Trump issues order for some career federal employees to lose their civil service protections

“This is the most profound undermining of the civil service in our lifetimes,” American Federation of Government Employees President Everett Kelley said in a statement. “The president has doubled down on his effort to politicize and corrupt the professional service.

“This executive order strips due process rights and protections from perhaps hundreds of thousands of federal employees and will enable political appointees and other officials to hire and fire these workers at will,” he said.

Trump said his order will “give agencies greater ability and discretion to assess critical qualities in applicants to fill these positions, such as work ethic, judgment, and ability to meet the particular needs of the agency.”

Among career employees, the “excepted service” mainly applies to positions in which it is not practical to use competitive processes in hiring, such as administrative law judges and attorneys. Employees of some entire agencies, such as intelligence agencies, also are in the excepted service.

Agencies are not required to post excepted service vacancies on the central USAJobs.gov recruiting site—although some do—and need not use rating systems required when hiring for competitive service jobs. Also, there is no formal preference for veterans. Unless they are veterans, excepted service employees do not gain appeal rights until after two years of employment, rather than the standard one year.

The order tells agencies to conduct an initial review within three months, and a full review within seven months, of their positions “of a confidential, policy-determining, policy-making, or policy-advocating character not normally subject to change as a result of a Presidential transition.”

Agencies then are to ask the Office of Personnel Management to move those positions into a newly created category of the excepted service, although a list of “prohibited personnel practices” such as discrimination and nepotism would continue to apply to them.”

While not defining which occupations would be affected, such duties would include development or advocacy of policy; involvement with writing regulations and guidance; work in an agency component that primarily focuses on policy; supervision of attorneys; work in the agency’s executive secretariat; conducting negotiations with employee unions; or work that includes “substantial discretion to determine the manner in which the agency exercises functions committed to the agency by law.”

The order cites “the need to provide agency heads with additional flexibility to assess prospective appointees without the limitations imposed by competitive service selection procedures.

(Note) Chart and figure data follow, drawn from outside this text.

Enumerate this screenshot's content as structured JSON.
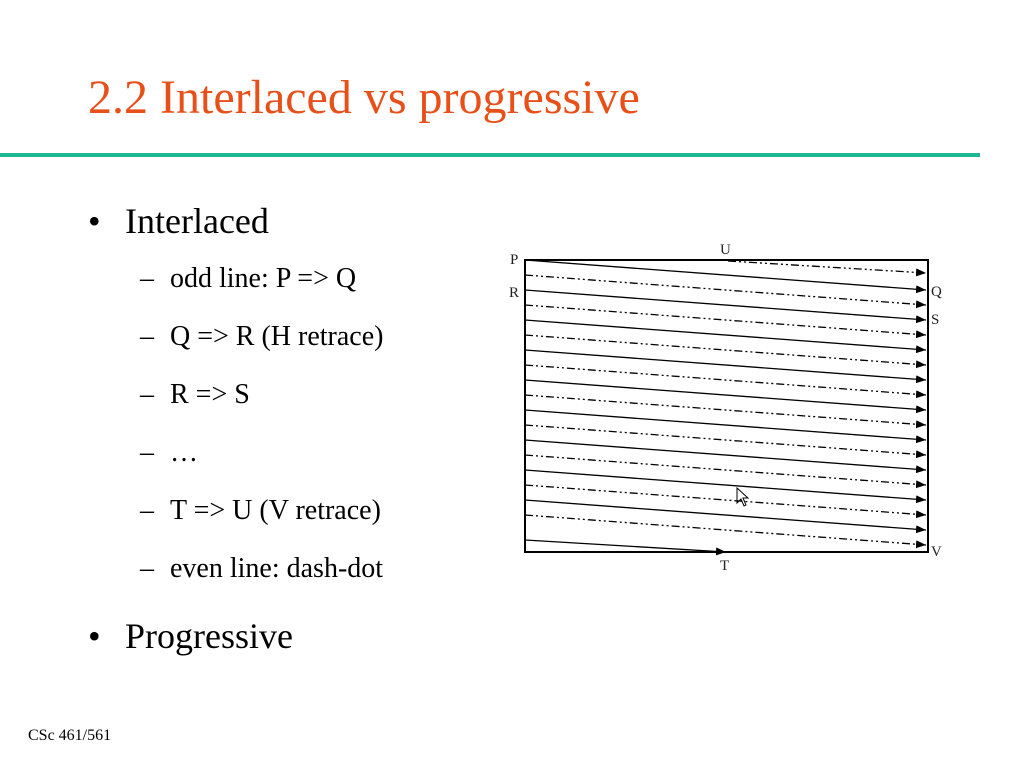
{
  "title": "2.2 Interlaced vs progressive",
  "bullets": [
    {
      "text": "Interlaced",
      "items": [
        "odd line: P => Q",
        "Q => R (H retrace)",
        "R => S",
        "…",
        "T => U (V retrace)",
        "even line: dash-dot"
      ]
    },
    {
      "text": "Progressive",
      "items": []
    }
  ],
  "diagram": {
    "labels": {
      "P": "P",
      "U": "U",
      "R": "R",
      "Q": "Q",
      "S": "S",
      "V": "V",
      "T": "T"
    }
  },
  "footer": "CSc 461/561"
}
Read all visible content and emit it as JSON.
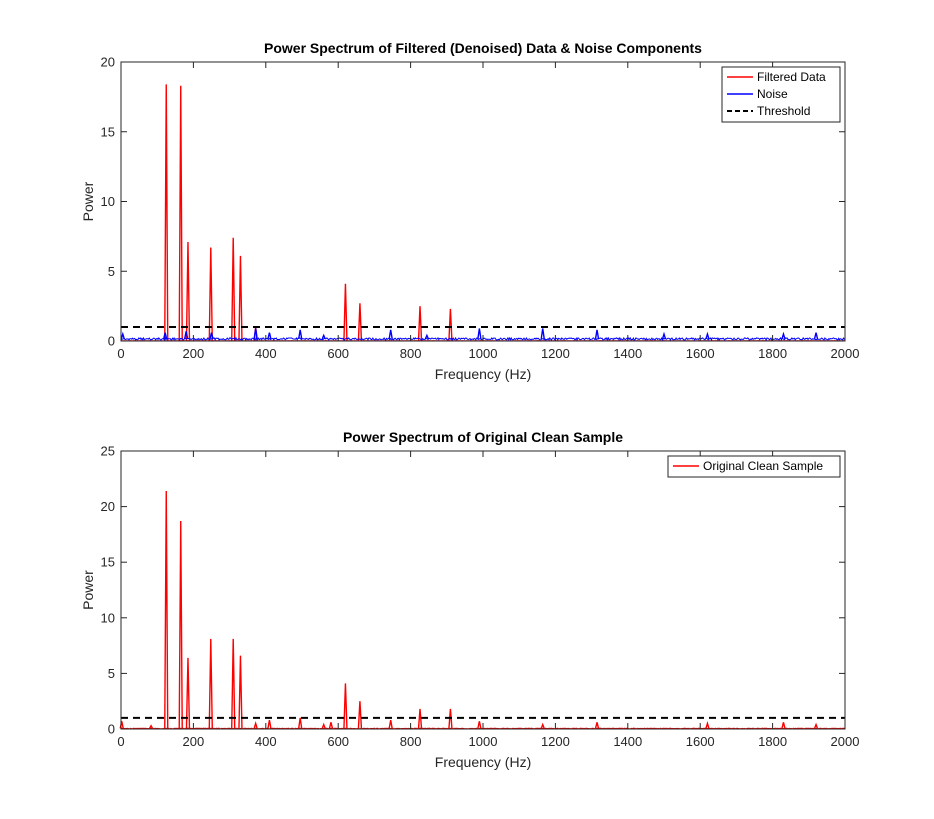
{
  "chart_data": [
    {
      "type": "line",
      "title": "Power Spectrum of Filtered (Denoised) Data & Noise Components",
      "xlabel": "Frequency (Hz)",
      "ylabel": "Power",
      "xlim": [
        0,
        2000
      ],
      "ylim": [
        0,
        20
      ],
      "xticks": [
        0,
        200,
        400,
        600,
        800,
        1000,
        1200,
        1400,
        1600,
        1800,
        2000
      ],
      "yticks": [
        0,
        5,
        10,
        15,
        20
      ],
      "legend_position": "top-right",
      "grid": false,
      "series": [
        {
          "name": "Filtered Data",
          "color": "#ff0000",
          "style": "solid",
          "peaks": [
            {
              "x": 125,
              "y": 18.4
            },
            {
              "x": 165,
              "y": 18.3
            },
            {
              "x": 185,
              "y": 7.1
            },
            {
              "x": 248,
              "y": 6.7
            },
            {
              "x": 310,
              "y": 7.4
            },
            {
              "x": 330,
              "y": 6.1
            },
            {
              "x": 372,
              "y": 1.0
            },
            {
              "x": 620,
              "y": 4.1
            },
            {
              "x": 660,
              "y": 2.7
            },
            {
              "x": 826,
              "y": 2.5
            },
            {
              "x": 910,
              "y": 2.3
            }
          ]
        },
        {
          "name": "Noise",
          "color": "#0000ff",
          "style": "solid",
          "baseline": 0.15,
          "peaks": [
            {
              "x": 5,
              "y": 0.5
            },
            {
              "x": 122,
              "y": 0.6
            },
            {
              "x": 180,
              "y": 0.7
            },
            {
              "x": 250,
              "y": 0.6
            },
            {
              "x": 372,
              "y": 0.9
            },
            {
              "x": 410,
              "y": 0.6
            },
            {
              "x": 495,
              "y": 0.8
            },
            {
              "x": 560,
              "y": 0.4
            },
            {
              "x": 745,
              "y": 0.8
            },
            {
              "x": 845,
              "y": 0.4
            },
            {
              "x": 990,
              "y": 0.9
            },
            {
              "x": 1165,
              "y": 0.9
            },
            {
              "x": 1315,
              "y": 0.8
            },
            {
              "x": 1500,
              "y": 0.5
            },
            {
              "x": 1620,
              "y": 0.5
            },
            {
              "x": 1830,
              "y": 0.5
            },
            {
              "x": 1920,
              "y": 0.6
            }
          ]
        },
        {
          "name": "Threshold",
          "color": "#000000",
          "style": "dashed",
          "y": 1.0
        }
      ]
    },
    {
      "type": "line",
      "title": "Power Spectrum of Original Clean Sample",
      "xlabel": "Frequency (Hz)",
      "ylabel": "Power",
      "xlim": [
        0,
        2000
      ],
      "ylim": [
        0,
        25
      ],
      "xticks": [
        0,
        200,
        400,
        600,
        800,
        1000,
        1200,
        1400,
        1600,
        1800,
        2000
      ],
      "yticks": [
        0,
        5,
        10,
        15,
        20,
        25
      ],
      "legend_position": "top-right",
      "grid": false,
      "series": [
        {
          "name": "Original Clean Sample",
          "color": "#ff0000",
          "style": "solid",
          "baseline": 0.05,
          "peaks": [
            {
              "x": 2,
              "y": 0.7
            },
            {
              "x": 83,
              "y": 0.3
            },
            {
              "x": 125,
              "y": 21.4
            },
            {
              "x": 165,
              "y": 18.7
            },
            {
              "x": 185,
              "y": 6.4
            },
            {
              "x": 248,
              "y": 8.1
            },
            {
              "x": 310,
              "y": 8.1
            },
            {
              "x": 330,
              "y": 6.6
            },
            {
              "x": 372,
              "y": 0.5
            },
            {
              "x": 410,
              "y": 0.8
            },
            {
              "x": 495,
              "y": 1.0
            },
            {
              "x": 560,
              "y": 0.4
            },
            {
              "x": 580,
              "y": 0.6
            },
            {
              "x": 620,
              "y": 4.1
            },
            {
              "x": 660,
              "y": 2.5
            },
            {
              "x": 745,
              "y": 0.8
            },
            {
              "x": 826,
              "y": 1.8
            },
            {
              "x": 910,
              "y": 1.8
            },
            {
              "x": 990,
              "y": 0.7
            },
            {
              "x": 1165,
              "y": 0.4
            },
            {
              "x": 1315,
              "y": 0.6
            },
            {
              "x": 1620,
              "y": 0.5
            },
            {
              "x": 1830,
              "y": 0.6
            },
            {
              "x": 1920,
              "y": 0.4
            }
          ]
        },
        {
          "name": "",
          "color": "#000000",
          "style": "dashed",
          "y": 1.0
        }
      ]
    }
  ]
}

Placing these positions in the excepted service will mitigate undue limitations on their selection.”

It also says that “Career employees in confidential, policy-determining, policy making, and policy-advocating positions wield significant influence over Government operations and effectiveness. Agencies need the flexibility to expeditiously remove poorly performing employees from these positions without facing extensive delays or litigation.”

The order follows the recent issuance of rules telling agencies to provide only the minimal accommodations required by law to assist underperforming employees before disciplining them and to make the maximum use of their discretion in choosing discipline either for poor performance or misconduct.